Russian mathematician

Alexandre Aleksandrovich Kirilloff (Алекса́ндр Алекса́ндрович Кири́ллов, born 1936) is a Soviet and Russian mathematician, known for his works in the fields of representation theory, topological groups and Lie groups. In particular he introduced the orbit method into representation theory. He is an emeritus professor at the University of Pennsylvania.

==Career==
Kirillov studied at Moscow State University where he was a student of Israel Gelfand. His Ph.D. (kandidat) dissertation Unitary representations of nilpotent Lie groups was published in 1962. He was awarded the degree of Doctor of Science. At the time he was the youngest Doctor of Science in the Soviet Union. He worked at the Moscow State University until 1994 when he became the Francis J. Carey Professor of Mathematics at the University of Pennsylvania.

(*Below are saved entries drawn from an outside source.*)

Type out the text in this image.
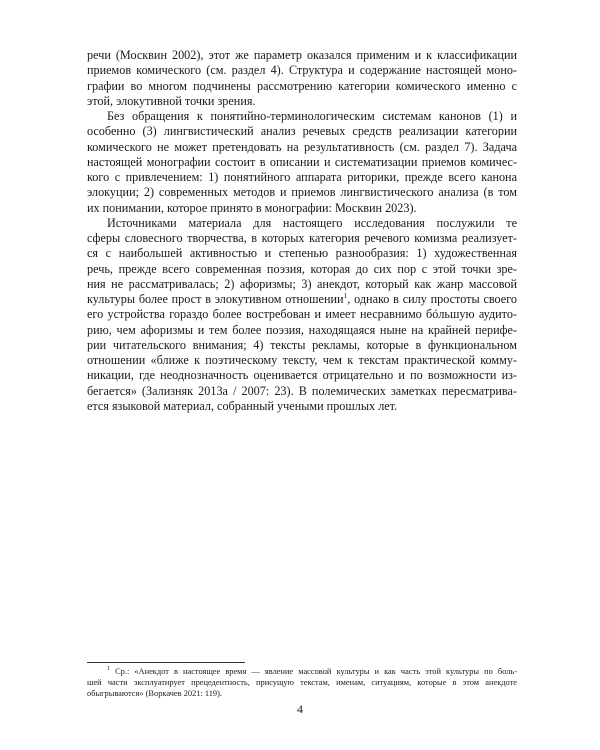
речи (Москвин 2002), этот же параметр оказался применим и к классификации
приемов комического (см. раздел 4). Структура и содержание настоящей моно-
графии во многом подчинены рассмотрению категории комического именно с
этой, элокутивной точки зрения.
Без обращения к понятийно-терминологическим системам канонов (1) и
особенно (3) лингвистический анализ речевых средств реализации категории
комического не может претендовать на результативность (см. раздел 7). Задача
настоящей монографии состоит в описании и систематизации приемов комичес-
кого с привлечением: 1) понятийного аппарата риторики, прежде всего канона
элокуции; 2) современных методов и приемов лингвистического анализа (в том
их понимании, которое принято в монографии: Москвин 2023).
Источниками материала для настоящего исследования послужили те
сферы словесного творчества, в которых категория речевого комизма реализует-
ся с наибольшей активностью и степенью разнообразия: 1) художественная
речь, прежде всего современная поэзия, которая до сих пор с этой точки зре-
ния не рассматривалась; 2) афоризмы; 3) анекдот, который как жанр массовой
культуры более прост в элокутивном отношении$^1$, однако в силу простоты своего
его устройства гораздо более востребован и имеет несравнимо бóльшую аудито-
рию, чем афоризмы и тем более поэзия, находящаяся ныне на крайней перифе-
рии читательского внимания; 4) тексты рекламы, которые в функциональном
отношении «ближе к поэтическому тексту, чем к текстам практической комму-
никации, где неоднозначность оценивается отрицательно и по возможности из-
бегается» (Зализняк 2013а / 2007: 23). В полемических заметках пересматрива-
ется языковой материал, собранный учеными прошлых лет.
$^1$ Ср.: «Анекдот в настоящее время — явление массовой культуры и как часть этой культуры по боль-
шей части эксплуатирует прецедентность, присущую текстам, именам, ситуациям, которые в этом анекдоте
обыгрываются» (Воркачев 2021: 119).
4
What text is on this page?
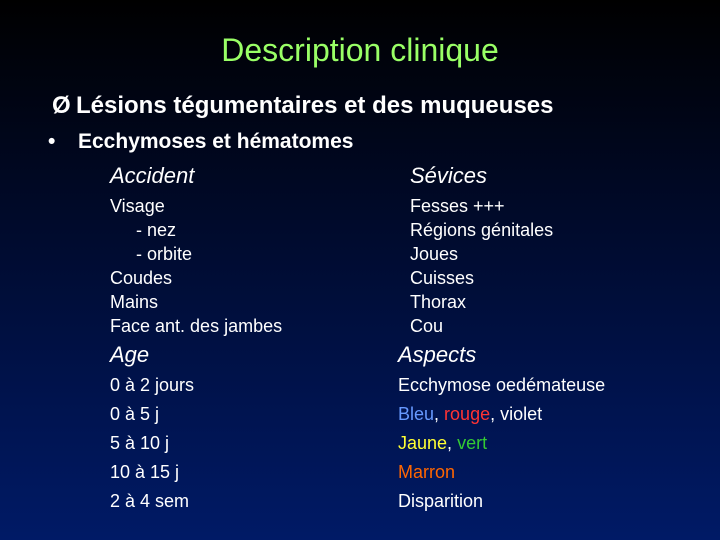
Description clinique
Ø Lésions tégumentaires et des muqueuses
• Ecchymoses et hématomes
Accident
Visage
- nez
- orbite
Coudes
Mains
Face ant. des jambes
Sévices
Fesses +++
Régions génitales
Joues
Cuisses
Thorax
Cou
Age
0 à 2 jours
0 à 5 j
5 à 10 j
10 à 15 j
2 à 4 sem
Aspects
Ecchymose oedémateuse
Bleu, rouge, violet
Jaune, vert
Marron
Disparition
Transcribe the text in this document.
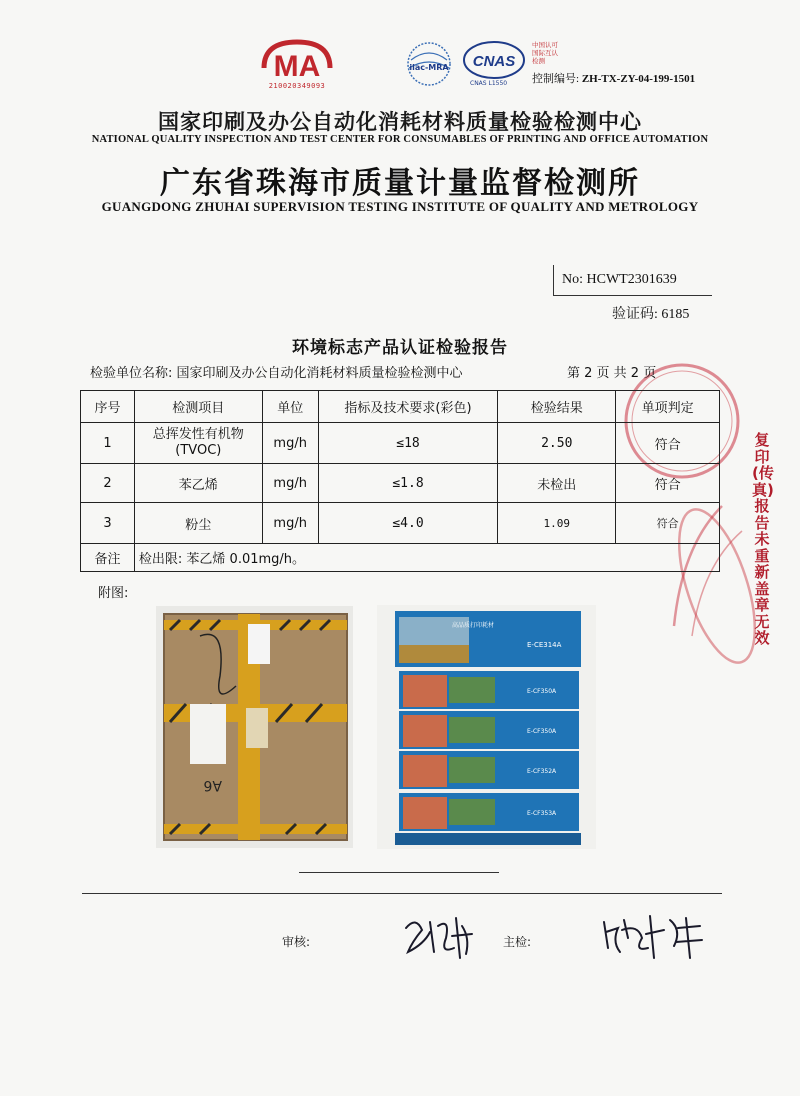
MA
210020349093
ilac-MRA CNAS
CNAS L1550
中国认可
国际互认
检测
控制编号: ZH-TX-ZY-04-199-1501
国家印刷及办公自动化消耗材料质量检验检测中心
NATIONAL QUALITY INSPECTION AND TEST CENTER FOR CONSUMABLES OF PRINTING AND OFFICE AUTOMATION
广东省珠海市质量计量监督检测所
GUANGDONG ZHUHAI SUPERVISION TESTING INSTITUTE OF QUALITY AND METROLOGY
No: HCWT2301639
验证码: 6185
环境标志产品认证检验报告
检验单位名称: 国家印刷及办公自动化消耗材料质量检验检测中心	第 2 页 共 2 页
序号	检测项目	单位	指标及技术要求(彩色)	检验结果	单项判定
1	总挥发性有机物
(TVOC)	mg/h	≤18	2.50	符合
2	苯乙烯	mg/h	≤1.8	未检出	符合
3	粉尘	mg/h	≤4.0	1.09	符合
备注	检出限: 苯乙烯 0.01mg/h。				
附图:
A6
E-CE314A
高品质打印耗材
E-CF350A
E-CF350A
E-CF352A
E-CF353A
审核:	主检:
复印(传真)报告未重新盖章无效
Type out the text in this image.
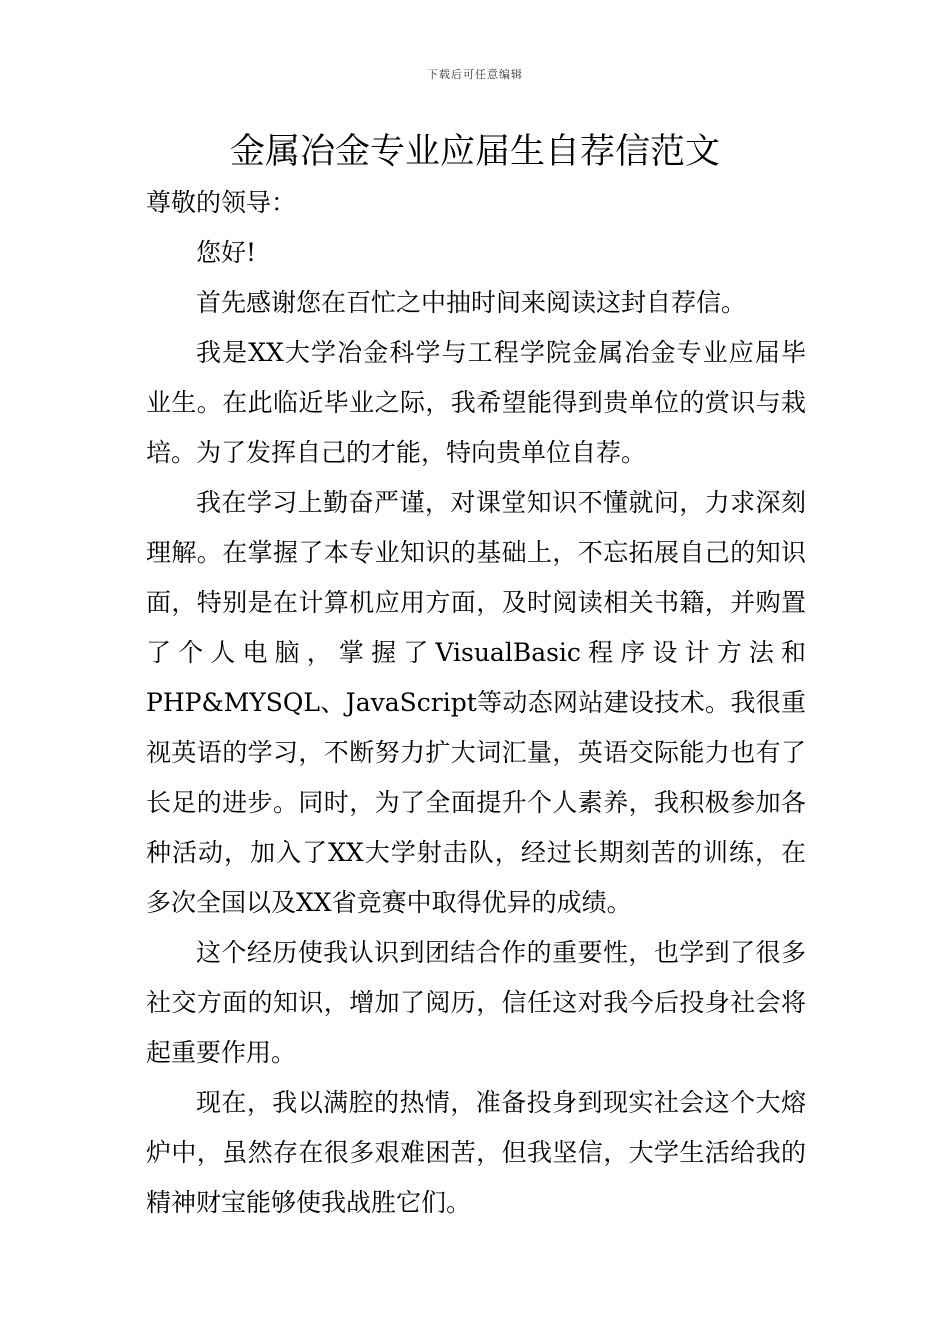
下载后可任意编辑
金属冶金专业应届生自荐信范文

尊敬的领导：

您好!

首先感谢您在百忙之中抽时间来阅读这封自荐信。

我是XX大学冶金科学与工程学院金属冶金专业应届毕业生。在此临近毕业之际，我希望能得到贵单位的赏识与栽培。为了发挥自己的才能，特向贵单位自荐。

我在学习上勤奋严谨，对课堂知识不懂就问，力求深刻理解。在掌握了本专业知识的基础上，不忘拓展自己的知识面，特别是在计算机应用方面，及时阅读相关书籍，并购置了个人电脑，掌握了VisualBasic程序设计方法和PHP&MYSQL、JavaScript等动态网站建设技术。我很重视英语的学习，不断努力扩大词汇量，英语交际能力也有了长足的进步。同时，为了全面提升个人素养，我积极参加各种活动，加入了XX大学射击队，经过长期刻苦的训练，在多次全国以及XX省竞赛中取得优异的成绩。

这个经历使我认识到团结合作的重要性，也学到了很多社交方面的知识，增加了阅历，信任这对我今后投身社会将起重要作用。

现在，我以满腔的热情，准备投身到现实社会这个大熔炉中，虽然存在很多艰难困苦，但我坚信，大学生活给我的精神财宝能够使我战胜它们。
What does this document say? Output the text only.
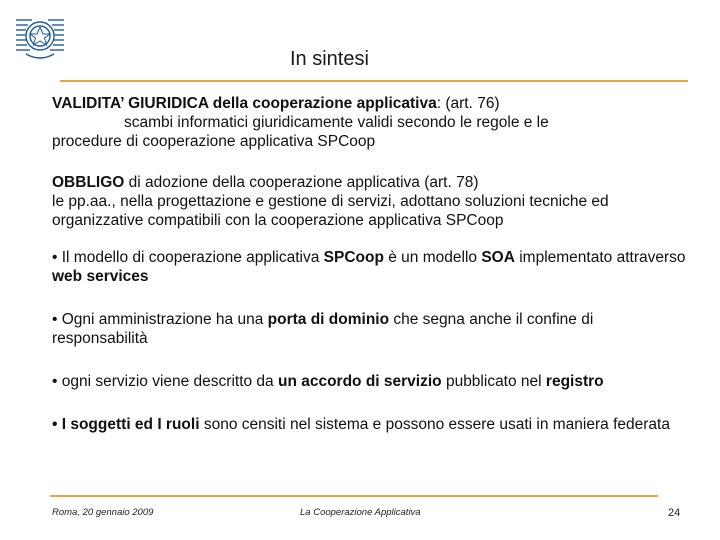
In sintesi
VALIDITA’ GIURIDICA della cooperazione applicativa: (art. 76)
scambi informatici giuridicamente validi secondo le regole e le
procedure di cooperazione applicativa SPCoop
OBBLIGO di adozione della cooperazione applicativa (art. 78)
le pp.aa., nella progettazione e gestione di servizi, adottano soluzioni tecniche ed organizzative compatibili con la cooperazione applicativa SPCoop
• Il modello di cooperazione applicativa SPCoop è un modello SOA implementato attraverso web services
• Ogni amministrazione ha una porta di dominio che segna anche il confine di responsabilità
• ogni servizio viene descritto da un accordo di servizio pubblicato nel registro
• I soggetti ed I ruoli sono censiti nel sistema e possono essere usati in maniera federata
Roma, 20 gennaio 2009	La Cooperazione Applicativa	24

During his school years, Kirillov was a winner of many mathematics competitions, and he is still an active organizer of Russian mathematical contests. Kirillov is an author of many popular school-oriented books and articles.

In 2012 he became a fellow of the American Mathematical Society.

Kirillov's son, Alexander Kirillov, Jr., is also a mathematician, working on the representation theory of Lie groups at the State University of New York at Stony Brook.

==Publications==

- Kirillov, A. A. (1976). "Elements of the theory of representations"
- Kirillov, A. A. (1999). "Merits and demerits of the orbit method"
- Kirillov, A. A. (2004). "Lectures on the orbit method".